Vale a pena abstrair? – Parte 2

O post “Vale a pena abstrair?” gerou muito mais comentários do que eu esperava. Infelizmente não pude postar uma resposta antes devido a diversas razões, mas agora vamos finalmente ao round 2 da discussão.

Primeiro, vamos deixar claro o objetivo do post anterior, pois muitos de vocês aparentemente entenderam algo diferente do que eu quis dizer (ou eu escrevi algo diferente do que eu estou pensando :-P). A minha intenção era mostrar que criar diversas interfaces e factories e camadas de abstração indiscriminadamente, na ilusão de que isso tornará mais fácil fazer mudanças no futuro, simplesmente acrescenta complexidade ao código e acaba sendo inútil no final. Ponto. Foi só isso. Os DAOs foram um exemplo, e eu os citei porque antigamente (3-4 anos atrás, veja só), era costume ter uma DAOFactory, que era uma interface, uma OracleDAOFactory, que era a implementação, o UsuarioDAO, interface, e o UsuarioOracleDAO, a implementação. Contudo, foi um exemplo infeliz, porque quase todos os comentários focaram no exemplo ao invés do assunto que ele ilustrava, mas houve vários pontos interessantes que gostaria de comentar. Vamos um de cada vez:

Fabio Kung:

Eu discordo no ponto de não abstrair o framework de ORM. Acho útil abstrair não para trocar fácil de banco de dados, mas sim para otimizações que possam ser necessárias. É comum acontecerem casos que você precisa abrir mão das vantagens do ORM e acessar o banco direto via jdbc, ou persistir o objeto em um lugar diferente (num arquivo xml, por exemplo) porque o banco é legado e você não pode criar outra tabela).

Nada num DAO sem interface impede isso. Se eu declarar meu DAO como:


public class UmDAOQualquer  {
    // ...
    public List<EntidadeQualquer> findByAlgumCriterio(String umaPropriedadeQualquer) {
        // ...
    }
}

O que te impede de implementar o método com JDBC ou XML? No caso de exceções, pode-se usar um modelo genérico de exceção ou ainda as exceções específicas disponíveis nas novas versões do Hibernate. Não é necessário ter interfaces pra isso.

Rubem Azenha:

Michael, o problema é que o pessoal as vezes pode usar isso como desculpa para fazer as coisas mal feitas…

No caso o DAO por exemplo, eu prefiro usar DAOs, com interface, abstraido e tudo mais. A questão não é só “e se a gente trocar de banco” mas também da testabilidade e da manutenabilidade (existe essa palavra?) da aplicação. Se você colocar no teu objeto de negócio a session direto do Hibernate, como você vai fazer os seus testes unitários? E se der um problema? Será que é no DAO ou na classe de negócio? Com o código isolado, fica *bem* mais fácil encontrar o problema, bem mais fácil de dar manutenção, bem mais fácil de reaproveitar.

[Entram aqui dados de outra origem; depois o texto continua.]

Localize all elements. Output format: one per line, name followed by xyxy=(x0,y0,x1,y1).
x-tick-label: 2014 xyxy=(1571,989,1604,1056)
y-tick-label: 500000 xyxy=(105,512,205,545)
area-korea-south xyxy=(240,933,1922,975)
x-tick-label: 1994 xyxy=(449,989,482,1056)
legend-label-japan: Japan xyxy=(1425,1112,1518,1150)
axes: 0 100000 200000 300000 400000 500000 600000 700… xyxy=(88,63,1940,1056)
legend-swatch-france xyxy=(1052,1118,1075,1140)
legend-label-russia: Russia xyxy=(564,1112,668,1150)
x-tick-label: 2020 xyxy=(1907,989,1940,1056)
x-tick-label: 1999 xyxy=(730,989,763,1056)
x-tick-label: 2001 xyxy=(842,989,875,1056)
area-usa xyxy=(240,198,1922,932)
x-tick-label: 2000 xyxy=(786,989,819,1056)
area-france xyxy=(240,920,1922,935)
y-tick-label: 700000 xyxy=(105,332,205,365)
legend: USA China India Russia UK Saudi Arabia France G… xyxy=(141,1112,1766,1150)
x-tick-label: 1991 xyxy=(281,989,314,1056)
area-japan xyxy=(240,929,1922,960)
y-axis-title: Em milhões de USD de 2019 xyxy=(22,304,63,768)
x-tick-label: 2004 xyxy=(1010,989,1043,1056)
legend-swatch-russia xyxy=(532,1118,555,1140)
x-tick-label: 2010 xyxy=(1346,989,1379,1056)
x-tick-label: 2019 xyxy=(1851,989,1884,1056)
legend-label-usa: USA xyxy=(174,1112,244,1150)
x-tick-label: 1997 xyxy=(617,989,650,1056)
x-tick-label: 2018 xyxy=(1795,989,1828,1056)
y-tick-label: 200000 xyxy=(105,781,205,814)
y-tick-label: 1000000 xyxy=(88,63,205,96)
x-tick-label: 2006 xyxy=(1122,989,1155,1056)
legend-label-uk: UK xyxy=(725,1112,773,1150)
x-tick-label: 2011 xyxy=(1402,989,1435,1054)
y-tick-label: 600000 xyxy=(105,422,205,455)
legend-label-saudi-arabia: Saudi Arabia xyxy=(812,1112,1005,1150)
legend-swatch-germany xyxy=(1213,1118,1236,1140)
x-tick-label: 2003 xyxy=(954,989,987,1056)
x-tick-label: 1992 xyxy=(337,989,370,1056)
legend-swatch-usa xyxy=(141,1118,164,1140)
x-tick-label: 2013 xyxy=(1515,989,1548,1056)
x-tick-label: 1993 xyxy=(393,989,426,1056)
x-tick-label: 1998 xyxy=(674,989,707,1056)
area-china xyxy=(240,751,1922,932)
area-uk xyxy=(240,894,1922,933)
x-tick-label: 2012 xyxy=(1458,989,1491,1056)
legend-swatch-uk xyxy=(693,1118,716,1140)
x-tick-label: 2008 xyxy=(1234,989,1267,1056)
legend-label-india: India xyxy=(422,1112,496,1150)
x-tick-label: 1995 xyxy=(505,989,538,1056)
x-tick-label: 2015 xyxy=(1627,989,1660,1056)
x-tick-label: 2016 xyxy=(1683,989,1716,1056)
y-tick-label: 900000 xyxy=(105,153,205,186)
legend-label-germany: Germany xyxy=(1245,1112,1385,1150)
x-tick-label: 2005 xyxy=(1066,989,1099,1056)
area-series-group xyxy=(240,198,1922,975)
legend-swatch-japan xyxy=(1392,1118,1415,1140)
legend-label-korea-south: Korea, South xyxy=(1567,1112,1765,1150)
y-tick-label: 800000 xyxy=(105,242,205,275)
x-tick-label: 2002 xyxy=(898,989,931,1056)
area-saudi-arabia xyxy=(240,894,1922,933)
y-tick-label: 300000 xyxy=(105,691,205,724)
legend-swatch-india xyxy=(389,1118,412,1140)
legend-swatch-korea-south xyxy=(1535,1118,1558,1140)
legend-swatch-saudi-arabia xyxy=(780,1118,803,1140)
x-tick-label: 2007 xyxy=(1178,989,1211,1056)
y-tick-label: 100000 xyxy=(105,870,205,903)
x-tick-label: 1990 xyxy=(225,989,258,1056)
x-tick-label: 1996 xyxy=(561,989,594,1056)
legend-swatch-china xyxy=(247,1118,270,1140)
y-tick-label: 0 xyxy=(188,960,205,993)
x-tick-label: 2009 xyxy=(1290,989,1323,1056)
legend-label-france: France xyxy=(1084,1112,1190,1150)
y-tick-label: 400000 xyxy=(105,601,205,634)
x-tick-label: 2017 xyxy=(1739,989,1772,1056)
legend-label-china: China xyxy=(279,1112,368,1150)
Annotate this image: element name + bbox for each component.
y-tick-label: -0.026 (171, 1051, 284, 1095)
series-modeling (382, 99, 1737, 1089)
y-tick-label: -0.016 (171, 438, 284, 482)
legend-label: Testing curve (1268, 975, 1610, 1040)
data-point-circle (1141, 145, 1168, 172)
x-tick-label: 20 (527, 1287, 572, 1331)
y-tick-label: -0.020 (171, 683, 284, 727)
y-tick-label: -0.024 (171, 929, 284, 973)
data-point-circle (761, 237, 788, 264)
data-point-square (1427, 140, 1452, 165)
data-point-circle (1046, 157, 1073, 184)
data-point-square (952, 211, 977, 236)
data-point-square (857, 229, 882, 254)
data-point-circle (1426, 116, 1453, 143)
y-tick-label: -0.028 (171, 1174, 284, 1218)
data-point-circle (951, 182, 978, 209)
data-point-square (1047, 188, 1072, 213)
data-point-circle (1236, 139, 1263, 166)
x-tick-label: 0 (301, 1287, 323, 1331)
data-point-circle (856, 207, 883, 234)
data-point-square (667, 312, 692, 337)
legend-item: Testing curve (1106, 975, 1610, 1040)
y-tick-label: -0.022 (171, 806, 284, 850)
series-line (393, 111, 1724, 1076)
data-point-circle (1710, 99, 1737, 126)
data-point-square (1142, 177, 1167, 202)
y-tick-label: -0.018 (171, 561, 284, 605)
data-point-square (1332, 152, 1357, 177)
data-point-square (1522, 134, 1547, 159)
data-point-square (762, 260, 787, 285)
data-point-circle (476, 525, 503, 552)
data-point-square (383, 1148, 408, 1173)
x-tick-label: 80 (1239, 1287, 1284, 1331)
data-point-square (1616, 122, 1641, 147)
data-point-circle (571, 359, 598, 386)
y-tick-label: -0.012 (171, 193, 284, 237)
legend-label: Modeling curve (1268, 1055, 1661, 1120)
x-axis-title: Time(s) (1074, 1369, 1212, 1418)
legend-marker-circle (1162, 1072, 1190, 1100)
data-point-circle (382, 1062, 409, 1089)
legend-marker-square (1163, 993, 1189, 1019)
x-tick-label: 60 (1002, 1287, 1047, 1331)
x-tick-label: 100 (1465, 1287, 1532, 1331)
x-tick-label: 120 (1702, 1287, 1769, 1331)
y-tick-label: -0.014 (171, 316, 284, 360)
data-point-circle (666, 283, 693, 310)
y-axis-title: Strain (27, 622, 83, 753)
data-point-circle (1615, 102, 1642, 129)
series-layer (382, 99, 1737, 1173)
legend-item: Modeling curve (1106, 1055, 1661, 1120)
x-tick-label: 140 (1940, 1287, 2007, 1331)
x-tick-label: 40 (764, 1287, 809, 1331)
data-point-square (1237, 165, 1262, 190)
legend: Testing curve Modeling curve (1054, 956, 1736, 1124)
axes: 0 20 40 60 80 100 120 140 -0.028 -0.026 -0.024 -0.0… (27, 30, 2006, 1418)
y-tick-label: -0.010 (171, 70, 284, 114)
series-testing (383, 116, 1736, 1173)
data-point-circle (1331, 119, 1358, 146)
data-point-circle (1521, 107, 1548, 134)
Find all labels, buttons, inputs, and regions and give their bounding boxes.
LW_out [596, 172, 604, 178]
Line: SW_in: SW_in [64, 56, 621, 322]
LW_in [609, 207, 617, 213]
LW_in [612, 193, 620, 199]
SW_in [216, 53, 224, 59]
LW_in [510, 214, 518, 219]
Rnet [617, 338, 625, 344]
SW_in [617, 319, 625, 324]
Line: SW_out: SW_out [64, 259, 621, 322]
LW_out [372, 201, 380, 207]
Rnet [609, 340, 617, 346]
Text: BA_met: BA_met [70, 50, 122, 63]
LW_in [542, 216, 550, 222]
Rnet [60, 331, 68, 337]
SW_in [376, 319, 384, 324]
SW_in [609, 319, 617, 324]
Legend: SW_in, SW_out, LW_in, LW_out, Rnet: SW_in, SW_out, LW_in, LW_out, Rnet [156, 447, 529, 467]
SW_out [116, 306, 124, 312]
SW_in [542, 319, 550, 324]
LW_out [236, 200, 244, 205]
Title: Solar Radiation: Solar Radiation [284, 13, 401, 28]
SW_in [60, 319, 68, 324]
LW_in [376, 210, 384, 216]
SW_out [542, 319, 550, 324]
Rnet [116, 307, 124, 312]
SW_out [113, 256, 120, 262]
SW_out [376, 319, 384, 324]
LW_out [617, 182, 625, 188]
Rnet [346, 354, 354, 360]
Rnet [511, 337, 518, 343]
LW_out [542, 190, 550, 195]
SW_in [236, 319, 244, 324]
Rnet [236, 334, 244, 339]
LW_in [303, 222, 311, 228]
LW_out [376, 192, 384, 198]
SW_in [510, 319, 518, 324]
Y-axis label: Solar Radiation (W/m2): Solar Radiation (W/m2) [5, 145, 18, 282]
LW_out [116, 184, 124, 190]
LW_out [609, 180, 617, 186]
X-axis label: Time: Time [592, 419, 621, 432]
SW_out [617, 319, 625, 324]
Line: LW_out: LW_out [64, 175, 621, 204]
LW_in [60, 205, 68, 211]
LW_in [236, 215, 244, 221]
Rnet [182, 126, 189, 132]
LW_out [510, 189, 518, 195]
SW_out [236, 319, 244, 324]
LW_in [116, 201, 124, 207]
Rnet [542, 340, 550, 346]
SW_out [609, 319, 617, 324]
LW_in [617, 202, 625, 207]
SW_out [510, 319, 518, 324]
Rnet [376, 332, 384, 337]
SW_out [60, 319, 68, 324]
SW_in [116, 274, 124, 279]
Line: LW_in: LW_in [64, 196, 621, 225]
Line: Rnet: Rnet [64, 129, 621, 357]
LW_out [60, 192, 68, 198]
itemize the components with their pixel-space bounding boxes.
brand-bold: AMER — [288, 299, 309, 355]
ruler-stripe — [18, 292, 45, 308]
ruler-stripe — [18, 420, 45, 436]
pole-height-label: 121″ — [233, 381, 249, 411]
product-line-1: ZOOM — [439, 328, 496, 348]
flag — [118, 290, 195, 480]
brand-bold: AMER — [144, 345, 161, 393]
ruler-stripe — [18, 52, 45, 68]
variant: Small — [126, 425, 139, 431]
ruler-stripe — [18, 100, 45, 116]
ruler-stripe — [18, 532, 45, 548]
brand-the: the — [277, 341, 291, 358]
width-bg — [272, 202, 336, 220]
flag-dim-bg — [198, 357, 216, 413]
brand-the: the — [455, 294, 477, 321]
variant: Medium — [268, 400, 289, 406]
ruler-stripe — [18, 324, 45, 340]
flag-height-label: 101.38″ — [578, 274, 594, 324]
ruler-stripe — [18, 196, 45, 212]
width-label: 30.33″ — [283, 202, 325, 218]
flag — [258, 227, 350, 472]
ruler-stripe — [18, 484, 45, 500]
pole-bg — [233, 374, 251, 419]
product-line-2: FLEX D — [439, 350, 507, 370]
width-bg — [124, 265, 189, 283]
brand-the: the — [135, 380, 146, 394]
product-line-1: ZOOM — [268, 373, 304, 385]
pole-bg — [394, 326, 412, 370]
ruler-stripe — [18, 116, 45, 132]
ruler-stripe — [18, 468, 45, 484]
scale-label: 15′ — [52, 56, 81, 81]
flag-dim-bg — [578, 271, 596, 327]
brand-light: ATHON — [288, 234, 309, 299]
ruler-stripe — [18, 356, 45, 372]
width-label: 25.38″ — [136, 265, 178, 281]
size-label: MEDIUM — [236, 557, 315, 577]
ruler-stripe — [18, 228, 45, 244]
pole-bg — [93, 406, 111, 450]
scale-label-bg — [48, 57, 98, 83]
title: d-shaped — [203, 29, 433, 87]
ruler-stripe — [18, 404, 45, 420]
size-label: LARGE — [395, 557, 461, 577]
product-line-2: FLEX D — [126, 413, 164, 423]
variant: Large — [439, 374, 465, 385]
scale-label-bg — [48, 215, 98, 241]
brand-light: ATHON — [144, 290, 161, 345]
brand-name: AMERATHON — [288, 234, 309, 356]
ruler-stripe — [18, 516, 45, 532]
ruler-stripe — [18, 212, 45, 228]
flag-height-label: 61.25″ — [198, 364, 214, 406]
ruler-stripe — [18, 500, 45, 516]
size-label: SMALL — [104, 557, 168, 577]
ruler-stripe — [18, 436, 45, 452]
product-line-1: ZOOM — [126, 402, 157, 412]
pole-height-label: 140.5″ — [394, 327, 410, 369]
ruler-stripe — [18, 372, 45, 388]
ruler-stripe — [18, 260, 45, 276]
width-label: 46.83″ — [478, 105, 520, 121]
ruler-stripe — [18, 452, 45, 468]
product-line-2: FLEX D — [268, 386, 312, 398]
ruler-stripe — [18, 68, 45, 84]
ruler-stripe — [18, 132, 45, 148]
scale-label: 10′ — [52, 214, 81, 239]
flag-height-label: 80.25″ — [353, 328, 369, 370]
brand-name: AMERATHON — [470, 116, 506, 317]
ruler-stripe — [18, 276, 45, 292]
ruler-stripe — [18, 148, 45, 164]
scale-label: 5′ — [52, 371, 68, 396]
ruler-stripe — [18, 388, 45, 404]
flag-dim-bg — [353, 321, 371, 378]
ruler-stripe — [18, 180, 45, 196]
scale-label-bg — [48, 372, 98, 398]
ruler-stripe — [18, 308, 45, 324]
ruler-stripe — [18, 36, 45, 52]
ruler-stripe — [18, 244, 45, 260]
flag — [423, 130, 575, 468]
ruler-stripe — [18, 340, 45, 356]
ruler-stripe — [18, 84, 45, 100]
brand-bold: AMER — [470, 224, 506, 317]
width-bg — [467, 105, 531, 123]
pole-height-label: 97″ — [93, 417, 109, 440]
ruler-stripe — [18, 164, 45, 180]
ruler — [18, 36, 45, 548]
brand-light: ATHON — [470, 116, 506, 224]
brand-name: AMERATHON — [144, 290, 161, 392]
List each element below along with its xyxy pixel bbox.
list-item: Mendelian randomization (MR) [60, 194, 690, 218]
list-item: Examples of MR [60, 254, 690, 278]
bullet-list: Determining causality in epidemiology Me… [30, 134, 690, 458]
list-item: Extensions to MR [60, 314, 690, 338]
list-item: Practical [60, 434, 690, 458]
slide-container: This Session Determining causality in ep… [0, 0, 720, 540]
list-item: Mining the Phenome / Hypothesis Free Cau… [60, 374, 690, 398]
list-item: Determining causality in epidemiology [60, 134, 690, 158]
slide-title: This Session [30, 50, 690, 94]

Veja o ponto acima sobre interfaces. Para testes unitários, você pode criar seu DAO como subclasse do original, usar um framework de mock objects ou algo do gênero. Contudo, essa questão de testes unitários e a distinção entre negócio e acesso a banco de dados é interessante.

Por exemplo, em projetos que usam DAO extensivamente, já vi várias vezes classes de negócio que simplesmente delegavam para os DAOs, sem adicionar lógica nenhuma (as vezes convertiam exceções, mas isso deveria ser feito com aspectos, anyway). Nesse caso, o uso de DAOs é completamente desnecessário.

Em diversas situações, quando existem DAOs e classes de negócio interagindo, normalmente você tem, efetivamente, um problema de purismo OO. Eu sou a favor de manter a lógica em Java quando faz sentido, mas esse “quando faz sentido” é o que a maioria nunca aplica. Por exemplo, aplicar lógica de negócios em Java onde será necessário carregar um grande número de entidades em memória somente para filtrá-las quando isso poderia ser feito num select simplesmente limita a escalabilidade da aplicação.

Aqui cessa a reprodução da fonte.